What is the advantage of incubation at 37 °C compared to incubation at room temperature?

  • Standardized temperature in the incubator step eliminates the negative environmental factors - such as fluctuations in ambient temperature in different seasons. Higher or lower temperature affects the measured values. Incubation at 37 °C allows for shorter incubation time, thereby reducing the overall time of the test.
  • Check the correct temperature setting on the thermostat. Temperature does not always match the value on the LCD screen device inside the thermostat. Do not put plates on the heated surface of the device.
  • Remove all the bubbles from the wells by gently tapping the microplate frame before incubation in thermostat. Air bubbles change the standard volume in the wells.
  • Always cover the microplate with a lid prior to incubation to prevent evaporation of reagents in the incubator and potential contamination of the exposed wells.

What to check before measuring the absorbance?

  • Check the settings of the wavelength.
  • Check if the underside of the wells is dry and clean. Use a suitable material leaving no fibers for wiping. A soiled bottom of the well can cause erroneous results.
  • Measure the color intensity of the solutions in the wells within 30 minutes after stopping the reaction.

How to properly handle the WB strips?

  • The strips are relatively fragile and require cautious handling. After opening the bag and tabs with strips use tweezers to carefully  grasp the strips at the label area.
  • Immediately return any unused strips in the bag with desiccant and reseal it with the enclosed sealing strip to prevent contact with moisture and thereby degradation of strips. Avoid any contact with the membrane.
  • Put strips immediately into trays.
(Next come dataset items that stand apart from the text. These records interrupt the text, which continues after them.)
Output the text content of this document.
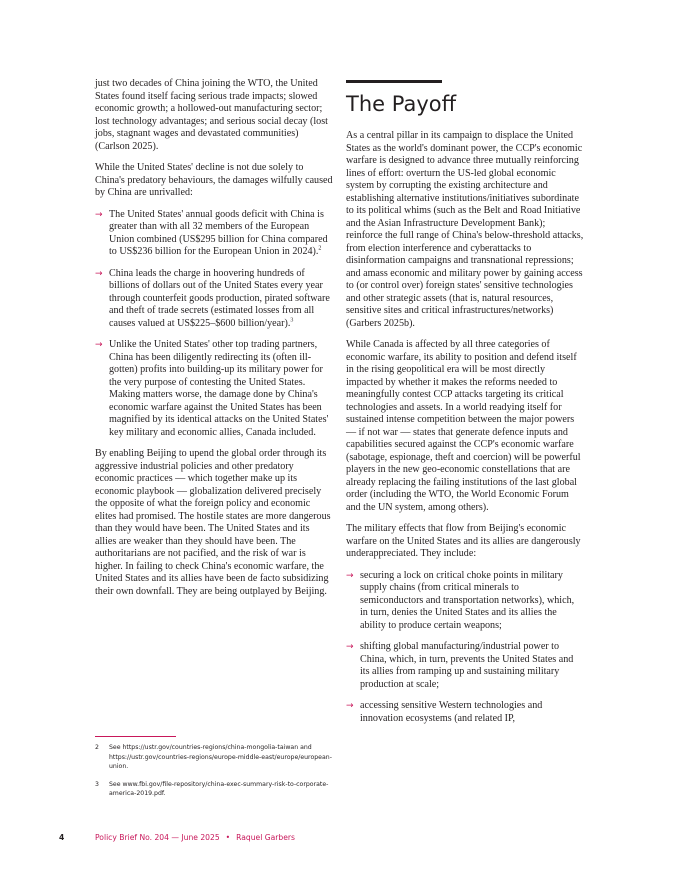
just two decades of China joining the WTO, the United States found itself facing serious trade impacts; slowed economic growth; a hollowed-out manufacturing sector; lost technology advantages; and serious social decay (lost jobs, stagnant wages and devastated communities) (Carlson 2025).

While the United States' decline is not due solely to China's predatory behaviours, the damages wilfully caused by China are unrivalled:

→ The United States' annual goods deficit with China is greater than with all 32 members of the European Union combined (US$295 billion for China compared to US$236 billion for the European Union in 2024).$^2$
→ China leads the charge in hoovering hundreds of billions of dollars out of the United States every year through counterfeit goods production, pirated software and theft of trade secrets (estimated losses from all causes valued at US$225–$600 billion/year).$^3$
→ Unlike the United States' other top trading partners, China has been diligently redirecting its (often ill-gotten) profits into building-up its military power for the very purpose of contesting the United States. Making matters worse, the damage done by China's economic warfare against the United States has been magnified by its identical attacks on the United States' key military and economic allies, Canada included.

By enabling Beijing to upend the global order through its aggressive industrial policies and other predatory economic practices — which together make up its economic playbook — globalization delivered precisely the opposite of what the foreign policy and economic elites had promised. The hostile states are more dangerous than they would have been. The United States and its allies are weaker than they should have been. The authoritarians are not pacified, and the risk of war is higher. In failing to check China's economic warfare, the United States and its allies have been de facto subsidizing their own downfall. They are being outplayed by Beijing.

The Payoff

As a central pillar in its campaign to displace the United States as the world's dominant power, the CCP's economic warfare is designed to advance three mutually reinforcing lines of effort: overturn the US-led global economic system by corrupting the existing architecture and establishing alternative institutions/initiatives subordinate to its political whims (such as the Belt and Road Initiative and the Asian Infrastructure Development Bank); reinforce the full range of China's below-threshold attacks, from election interference and cyberattacks to disinformation campaigns and transnational repressions; and amass economic and military power by gaining access to (or control over) foreign states' sensitive technologies and other strategic assets (that is, natural resources, sensitive sites and critical infrastructures/networks) (Garbers 2025b).

While Canada is affected by all three categories of economic warfare, its ability to position and defend itself in the rising geopolitical era will be most directly impacted by whether it makes the reforms needed to meaningfully contest CCP attacks targeting its critical technologies and assets. In a world readying itself for sustained intense competition between the major powers — if not war — states that generate defence inputs and capabilities secured against the CCP's economic warfare (sabotage, espionage, theft and coercion) will be powerful players in the new geo-economic constellations that are already replacing the failing institutions of the last global order (including the WTO, the World Economic Forum and the UN system, among others).

The military effects that flow from Beijing's economic warfare on the United States and its allies are dangerously underappreciated. They include:

→ securing a lock on critical choke points in military supply chains (from critical minerals to semiconductors and transportation networks), which, in turn, denies the United States and its allies the ability to produce certain weapons;
→ shifting global manufacturing/industrial power to China, which, in turn, prevents the United States and its allies from ramping up and sustaining military production at scale;
→ accessing sensitive Western technologies and innovation ecosystems (and related IP,
2 See https://ustr.gov/countries-regions/china-mongolia-taiwan and https://ustr.gov/countries-regions/europe-middle-east/europe/european-union.
3 See www.fbi.gov/file-repository/china-exec-summary-risk-to-corporate-america-2019.pdf.
4	Policy Brief No. 204 — June 2025 • Raquel Garbers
Strips must be in the tray always turned face up during the detection( ie the side, where the starting line is designated). These strips must be wetted completely.

What are the possibilities of the Westernblot test validation method?
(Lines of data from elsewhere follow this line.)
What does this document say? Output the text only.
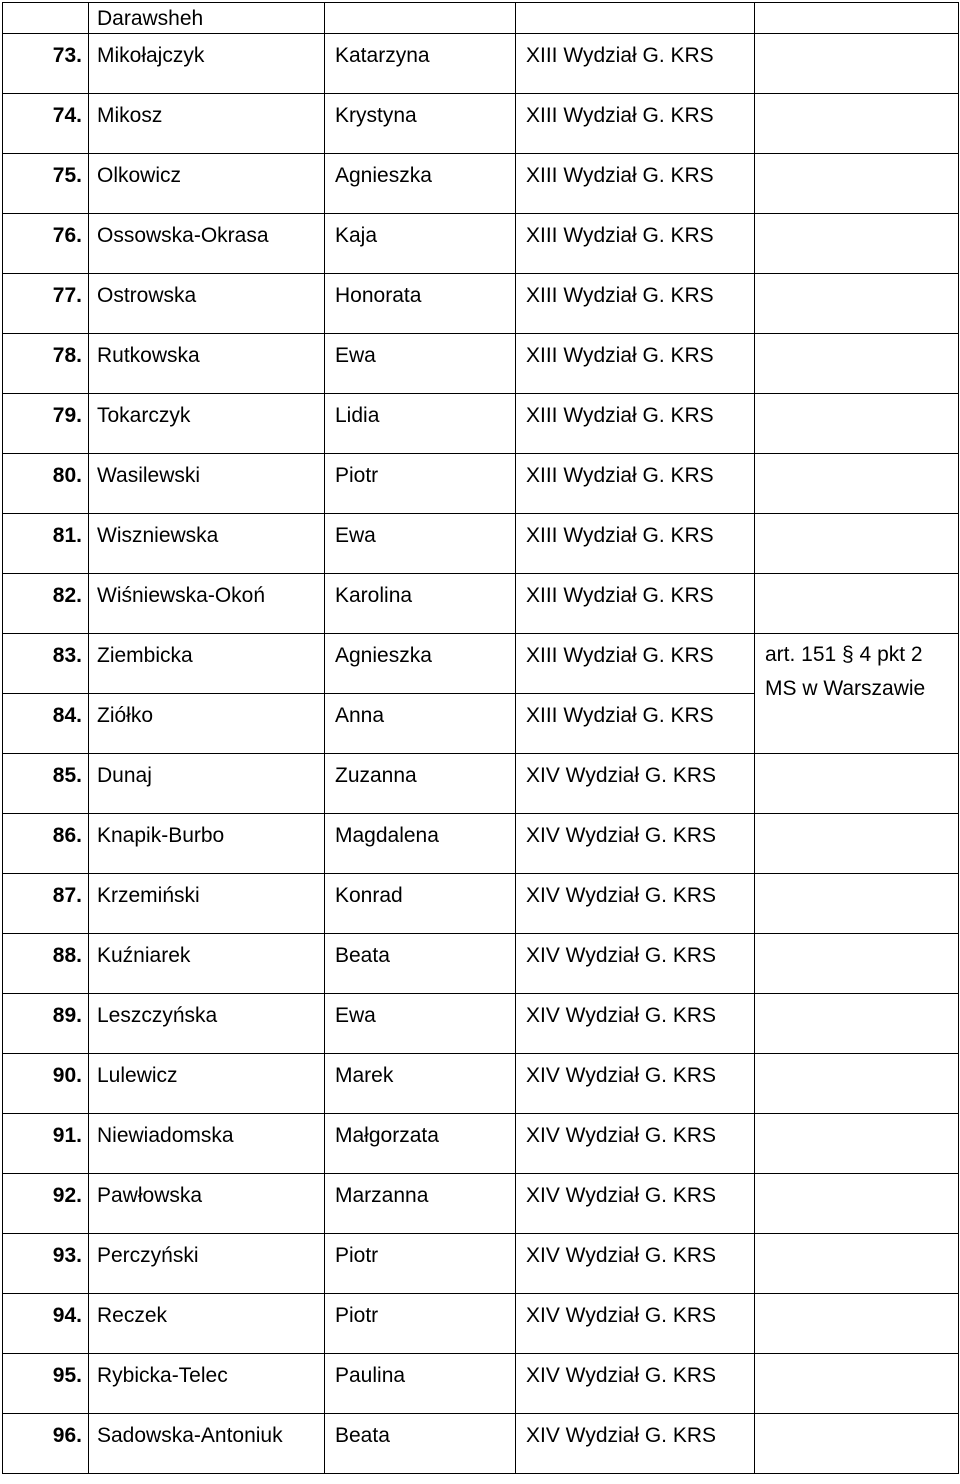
	Darawsheh			

73.	Mikołajczyk	Katarzyna	XIII Wydział G. KRS	

74.	Mikosz	Krystyna	XIII Wydział G. KRS	

75.	Olkowicz	Agnieszka	XIII Wydział G. KRS	

76.	Ossowska-Okrasa	Kaja	XIII Wydział G. KRS	

77.	Ostrowska	Honorata	XIII Wydział G. KRS	

78.	Rutkowska	Ewa	XIII Wydział G. KRS	

79.	Tokarczyk	Lidia	XIII Wydział G. KRS	

80.	Wasilewski	Piotr	XIII Wydział G. KRS	

81.	Wiszniewska	Ewa	XIII Wydział G. KRS	

82.	Wiśniewska-Okoń	Karolina	XIII Wydział G. KRS	

83.	Ziembicka	Agnieszka	XIII Wydział G. KRS	art. 151 § 4 pkt 2 MS w Warszawie

84.	Ziółko	Anna	XIII Wydział G. KRS	

85.	Dunaj	Zuzanna	XIV Wydział G. KRS	

86.	Knapik-Burbo	Magdalena	XIV Wydział G. KRS	

87.	Krzemiński	Konrad	XIV Wydział G. KRS	

88.	Kuźniarek	Beata	XIV Wydział G. KRS	

89.	Leszczyńska	Ewa	XIV Wydział G. KRS	

90.	Lulewicz	Marek	XIV Wydział G. KRS	

91.	Niewiadomska	Małgorzata	XIV Wydział G. KRS	

92.	Pawłowska	Marzanna	XIV Wydział G. KRS	

93.	Perczyński	Piotr	XIV Wydział G. KRS	

94.	Reczek	Piotr	XIV Wydział G. KRS	

95.	Rybicka-Telec	Paulina	XIV Wydział G. KRS	

96.	Sadowska-Antoniuk	Beata	XIV Wydział G. KRS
  • WB strips contain a so-called cut-off line which is designed to control the functionality and sensitivity of the kit and also facilitates the evaluation of the test. If the cut-off line is absent, the sensitivity required for correct performance of the test had not been reached.
  • For additional validation, use positive and negative controls (included in the kit and are in the final dilution).
  • Validity is met if the final appearance of the strip after using positive control appears the same as the validation strip shown on the protocol inside the kit. (Positive control contained in the kit may not contain all the specific lines). After the reaction is complete, immediately transfer the strips from trays on filter paper and dry to avoid increasing the background of strips.
  • Do not evaluate the strips before they are in completely dry condition - wet and thoroughly dried strip vary in the intensity of the color lines and background.